Willard et al. (2022) mentioned hybrid modelling as most simple to implement. The physics-guided loss function approach requires domain knowledge, to determine what to add to the loss function. Physics-guided architecture is a more complex approach and requires both domain knowledge and machine learning expertise. The different techniques can be combined in one modelling exercise.

Two well-known SciML-techniques

Physics-informed neural networks (PINNs)

An already relatively often used technique is physics-informed neural networks [PINNs; Maziar Raissi, Perdikaris, and Karniadakis (2017a); Maziar Raissi, Perdikaris, and Karniadakis (2017b); M. Raissi, Perdikaris, and Karniadakis (2019)]. A PINN solves a supervised learning task under the condition of respecting physics laws described by nonlinear partial differential equations. Two methods can be used with PINNs (Maziar Raissi, Perdikaris, and Karniadakis 2017a): (1) solving partial differential equations (given certain fixed model parameter values, what can be said about the unknown, hidden system state; a forward problem) and (2) discovering partial differential equations (i.e. finding the model parameter values that describe observed data best, so an inverse problem).

A difference between the PINN-method and earlier works that combined physics-based models with machine learning, is that previous methods used machine learning in a back-box way. By developing tailor-made activation functions and loss-functions for the differential operators, an understanding of the structure of the machine learning parts can be obtained.

An important technique that is used within this framework is automatic differentiation. Automatic differentiation is a family of differentiation techniques that uses the basic structure of computational algorithms, which consists of sequences of arithmetic operations, to obtain derivatives. The chain rule is used repeatedly to obtain the derivatives. Automatic differentiation is fast, employ efficient code, has no round-off errors, and can effectively compute higher-order derivatives.

According to M. Raissi, Perdikaris, and Karniadakis (2019), PINNs can be trained wih relatively little data, which is often the situation in real-world environmental modelling problems. The underlying reason for this property is that solutions that do not fit the physics-based equations are penalised in the loss-function. The PINN namely has a residual term from the mathematical equation of the physics-based model in the loss function [cuomo-etal-2022]. The PINN-method thus employs the physics-guided loss function method listed by Willard et al. (2022).

One challenge of continuous time PINNs, is that a large number of collocated points is needed to enforce physics-based constraints in the entire spatio-temporal domain. This plays a role in higher-dimensional problems because the number of points needed increases exponentially with increasing dimensionality. Techniques like quasi Monte-Carlo sampling and Runge-Kutta time-stepping can help here, to build discrete time models.

Xtfc scheme

Mariodeff, CC BY-SA 4.0, via Wikimedia Commons

Universal differential equations for SciML

Rackauckas et al. (2020) introduced Universal Differential Equations (UDE) for SciML. A UDE is a differential equation with universal approximators incorporated. Rackauckas et al. (2020) built and provided a modular computer code based toolkit for the UDE-approach. The toolkit allows to solve a wide range of differential equation based scientific problems. An informative starting point is Scientific Machine Learning by Chris Rackauckas.

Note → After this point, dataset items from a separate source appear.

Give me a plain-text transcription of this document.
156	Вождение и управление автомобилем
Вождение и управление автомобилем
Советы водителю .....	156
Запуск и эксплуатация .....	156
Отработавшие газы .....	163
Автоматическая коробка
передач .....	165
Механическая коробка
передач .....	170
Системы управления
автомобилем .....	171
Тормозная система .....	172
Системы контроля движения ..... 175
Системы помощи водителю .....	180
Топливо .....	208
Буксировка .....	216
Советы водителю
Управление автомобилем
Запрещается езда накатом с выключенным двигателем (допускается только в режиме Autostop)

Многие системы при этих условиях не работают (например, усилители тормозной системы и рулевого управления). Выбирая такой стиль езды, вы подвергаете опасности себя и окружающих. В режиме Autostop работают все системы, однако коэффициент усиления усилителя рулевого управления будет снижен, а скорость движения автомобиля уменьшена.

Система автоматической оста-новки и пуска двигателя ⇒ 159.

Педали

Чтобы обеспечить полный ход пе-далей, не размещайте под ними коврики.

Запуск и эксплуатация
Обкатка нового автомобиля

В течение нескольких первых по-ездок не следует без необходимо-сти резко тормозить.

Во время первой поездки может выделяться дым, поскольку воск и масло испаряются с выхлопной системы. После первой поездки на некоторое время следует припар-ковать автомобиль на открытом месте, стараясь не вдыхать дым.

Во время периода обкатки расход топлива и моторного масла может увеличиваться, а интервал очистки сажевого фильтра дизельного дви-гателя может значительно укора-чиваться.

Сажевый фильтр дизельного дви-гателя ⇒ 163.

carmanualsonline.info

According to Rackauckas et al. (2020), the advantage of their approach over the PINN-approach is that they incorporate numerical techniques from physics-based modelling that have yielded stable, efficient solvers. For stiff models (models that need a small time step even when the response curve/surface is very smooth) the PINN-approach is computationally intensive. Even with some approaches like the before-mentioned discrete-model PINNs that partly overcome this challenge, a limitation still is that PINN-software does not allow to automatically combine the training process with efficient solving techniques available.